Edmunds pointed out that the bargaining agreements had been in place for at least five decades and, according to the court, provided that retiree benefits would begin “at the time of retirement” and “shall be continued thereafter.” She said the evidence showed the contracts had given the retirees vested rights to lifetime health benefits that could not be altered by ArvinMeritor and Rockwell.

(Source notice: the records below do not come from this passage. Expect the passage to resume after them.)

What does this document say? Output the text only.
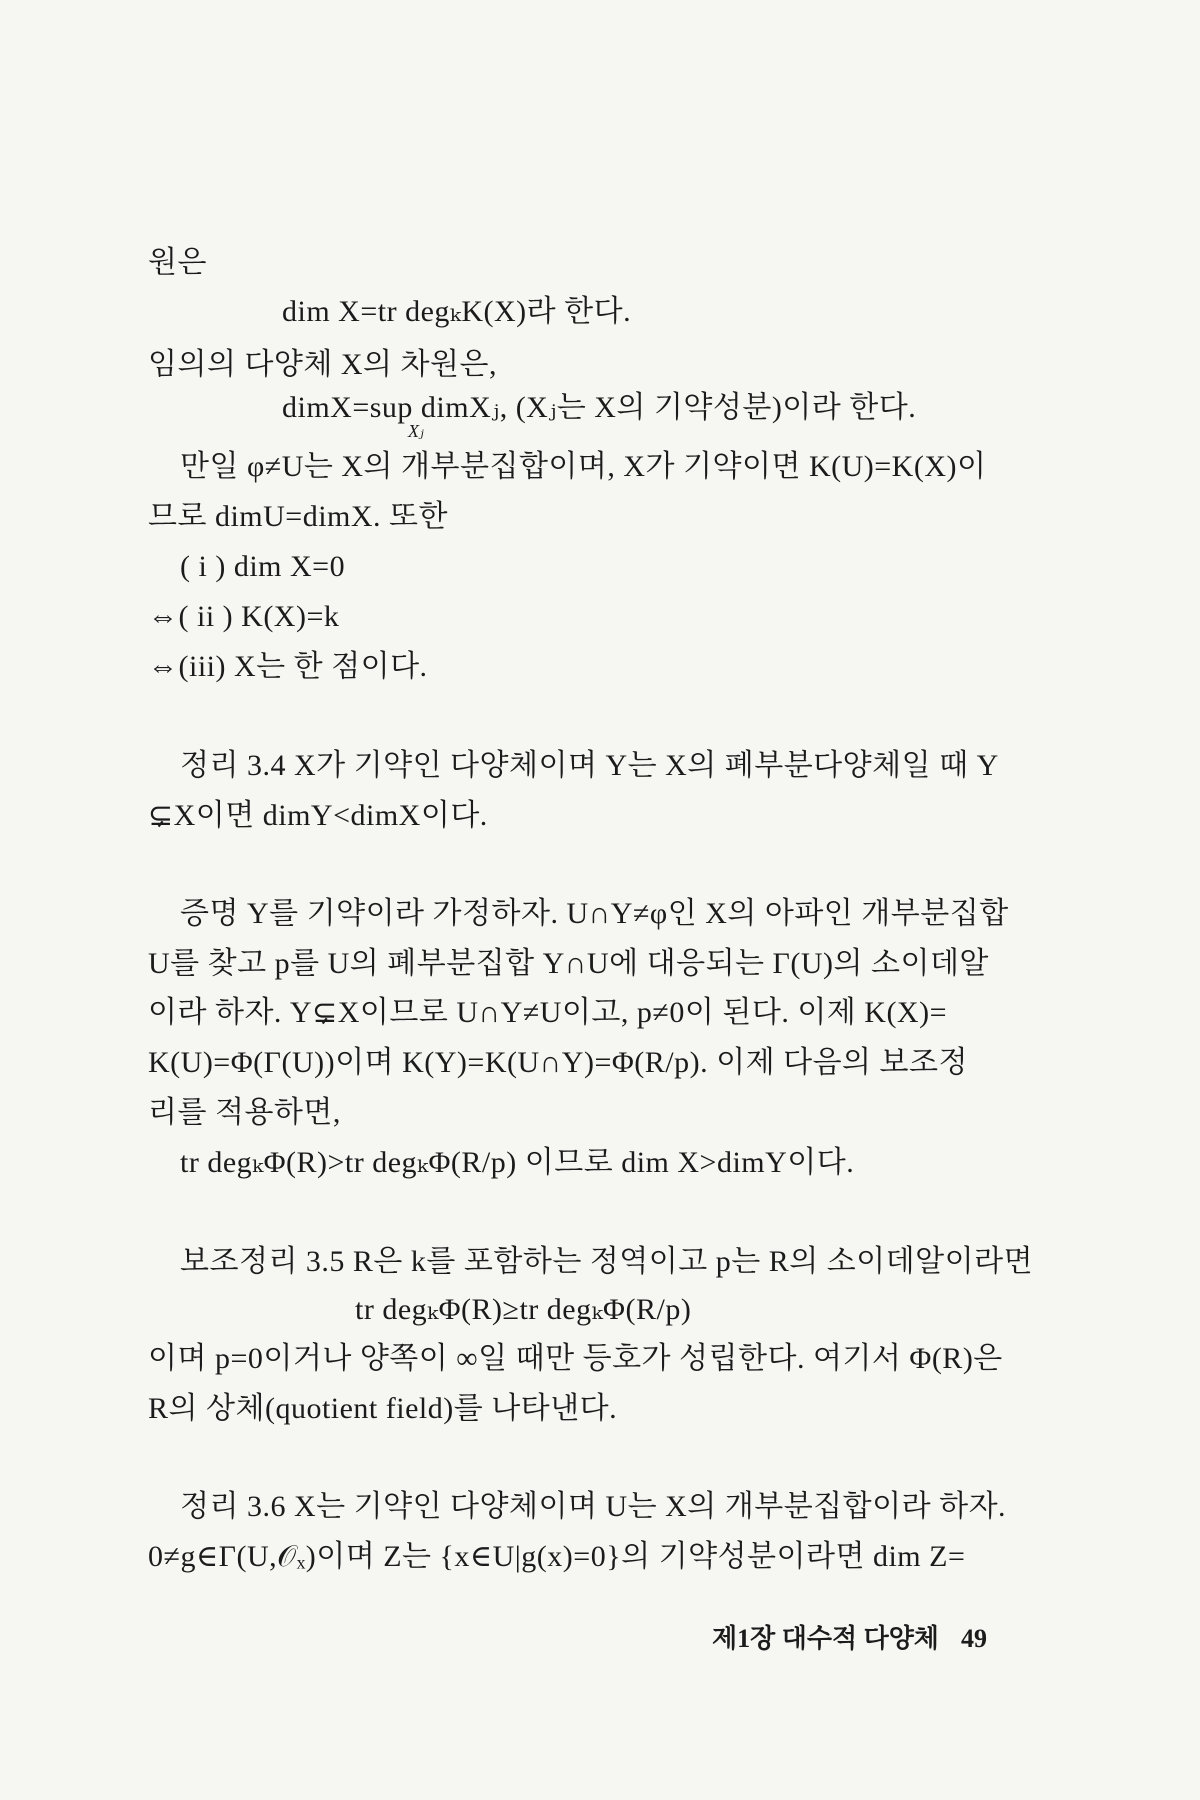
원은
dim X=tr degₖK(X)라 한다.
임의의 다양체 X의 차원은,
dimX=sup dimXⱼ, (Xⱼ는 X의 기약성분)이라 한다.
Xⱼ
만일 φ≠U는 X의 개부분집합이며, X가 기약이면 K(U)=K(X)이
므로 dimU=dimX. 또한
( i ) dim X=0
⇔( ii ) K(X)=k
⇔(iii) X는 한 점이다.
정리 3.4 X가 기약인 다양체이며 Y는 X의 폐부분다양체일 때 Y
⊊X이면 dimY<dimX이다.
증명 Y를 기약이라 가정하자. U∩Y≠φ인 X의 아파인 개부분집합
U를 찾고 p를 U의 폐부분집합 Y∩U에 대응되는 Γ(U)의 소이데알
이라 하자. Y⊊X이므로 U∩Y≠U이고, p≠0이 된다. 이제 K(X)=
K(U)=Φ(Γ(U))이며 K(Y)=K(U∩Y)=Φ(R/p). 이제 다음의 보조정
리를 적용하면,
tr degₖΦ(R)>tr degₖΦ(R/p) 이므로 dim X>dimY이다.
보조정리 3.5 R은 k를 포함하는 정역이고 p는 R의 소이데알이라면
tr degₖΦ(R)≥tr degₖΦ(R/p)
이며 p=0이거나 양쪽이 ∞일 때만 등호가 성립한다. 여기서 Φ(R)은
R의 상체(quotient field)를 나타낸다.
정리 3.6 X는 기약인 다양체이며 U는 X의 개부분집합이라 하자.
0≠g∈Γ(U,𝒪ₓ)이며 Z는 {x∈U|g(x)=0}의 기약성분이라면 dim Z=
제1장 대수적 다양체 49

The court noted the bargaining agreements differentiated between active employees, inactive employees, and retirees with regard to the “continuance” of health benefits. While the agreements contained specific durational limitations on the benefits to be paid to active employees, laid-off employees, and employees on leaves of absence, retiree benefits were not subject to any durational limits, the court said.
According to the opinion, Rockwell and ArvinMeritor made several changes to the retiree health plan in 1991, 2000, 2001, and 2003. In 2005, ArvinMeritor announced plans to eliminate remaining health benefits on January 1, 2006, for all retirees, dependents, and surviving spouses age 65 or over. The retirees sought a permanent injunction barring ArvinMeritor from cutting their benefits.
Last year, Edmunds issued a preliminary injunction barring ArvinMeritor from going through with its plans to cut retiree health benefits. In her most recent decision, Edmunds ruled for the retirees who alleged ArvinMeritor’s decision to slash retiree health benefits violated the Employee Retirement Income Security Act (ERISA) and the Labor Management Relations Act.
The case is Cole v. ArvinMeritor Inc., Eastern District Mich., No. 03-73872, 8/17/06.